Update: I almost forgot Doug Lea's thoughtful design and implementation of a collection package, which predates the java.util collections. That specific link will take you directly to his wisdom on designing type checked immutability. (Which makes me wonder if Microsoft has hired him yet too?!)
Greg Schecter writes about the Changeable
class. Not knowing much about the implementation this seems like a reasonable concept. (EmeddedChangeableReader
sounds like it might be a bit over the top, but I don't know.)
Compare this to Object.freeze
in Ruby. The Ruby implementation appears to be simpler, but the overall lesson I think is this: what we have in the Changeable
class is more evidence of Java-like languages struggling with their underlying dynamic tendencies.
Inside every statically type checked language there is a dynamic language struggling to get out.

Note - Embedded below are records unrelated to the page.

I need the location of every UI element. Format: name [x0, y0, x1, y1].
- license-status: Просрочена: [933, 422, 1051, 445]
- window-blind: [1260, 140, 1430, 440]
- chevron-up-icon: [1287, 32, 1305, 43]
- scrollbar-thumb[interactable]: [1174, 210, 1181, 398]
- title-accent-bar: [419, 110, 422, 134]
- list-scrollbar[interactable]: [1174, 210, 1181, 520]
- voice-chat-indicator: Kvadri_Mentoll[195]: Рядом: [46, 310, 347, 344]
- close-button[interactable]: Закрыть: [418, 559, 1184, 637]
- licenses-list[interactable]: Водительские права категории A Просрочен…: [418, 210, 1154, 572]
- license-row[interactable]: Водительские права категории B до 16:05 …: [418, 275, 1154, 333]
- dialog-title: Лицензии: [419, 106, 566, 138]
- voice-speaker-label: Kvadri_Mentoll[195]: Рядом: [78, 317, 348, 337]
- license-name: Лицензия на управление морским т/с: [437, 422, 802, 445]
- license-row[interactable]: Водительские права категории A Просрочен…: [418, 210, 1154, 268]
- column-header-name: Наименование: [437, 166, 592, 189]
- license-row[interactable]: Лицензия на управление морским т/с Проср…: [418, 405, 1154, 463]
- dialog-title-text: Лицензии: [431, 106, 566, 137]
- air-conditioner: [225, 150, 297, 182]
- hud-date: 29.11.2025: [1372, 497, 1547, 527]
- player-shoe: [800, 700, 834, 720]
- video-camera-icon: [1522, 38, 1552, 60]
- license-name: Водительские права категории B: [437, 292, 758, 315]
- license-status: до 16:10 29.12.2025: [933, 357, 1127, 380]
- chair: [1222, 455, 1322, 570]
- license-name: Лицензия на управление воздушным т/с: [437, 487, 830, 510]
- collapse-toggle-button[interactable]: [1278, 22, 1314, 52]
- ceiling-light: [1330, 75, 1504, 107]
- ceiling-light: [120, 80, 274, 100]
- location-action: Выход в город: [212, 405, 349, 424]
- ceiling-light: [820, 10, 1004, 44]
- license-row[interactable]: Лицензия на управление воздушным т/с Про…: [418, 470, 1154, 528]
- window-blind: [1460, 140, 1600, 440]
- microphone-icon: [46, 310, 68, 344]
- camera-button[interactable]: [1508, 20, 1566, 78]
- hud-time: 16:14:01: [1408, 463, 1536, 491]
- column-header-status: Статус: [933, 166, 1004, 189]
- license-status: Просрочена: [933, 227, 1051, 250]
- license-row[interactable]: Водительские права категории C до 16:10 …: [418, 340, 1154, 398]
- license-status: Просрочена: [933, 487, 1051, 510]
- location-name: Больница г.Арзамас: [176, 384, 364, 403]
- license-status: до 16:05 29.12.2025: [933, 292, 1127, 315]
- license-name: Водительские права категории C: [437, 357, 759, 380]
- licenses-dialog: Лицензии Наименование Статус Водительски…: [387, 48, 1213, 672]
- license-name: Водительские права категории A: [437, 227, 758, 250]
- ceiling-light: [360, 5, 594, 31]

The simple statically checked approach is to create a class without mutation, e.g. Brush
, and then add mutation in the subclass, e.g. MutableBrush
. Another approach is to simply throw an exception in a method that would otherwise cause a mutation without any system-wide designation in the code. See the Java Collections API for example. In particular the unmodifiableCollection
static method and its siblings for List
, Set
, etc.
Then again there is the option of just allowing mutation for all instances even when it's not expected. One of the first actions I took in my first Smalltalk system (the Tek 4404) was to change Black to White. Oops. Fortunately although Smalltalk has a persistent image, it's not difficult to back out of the change.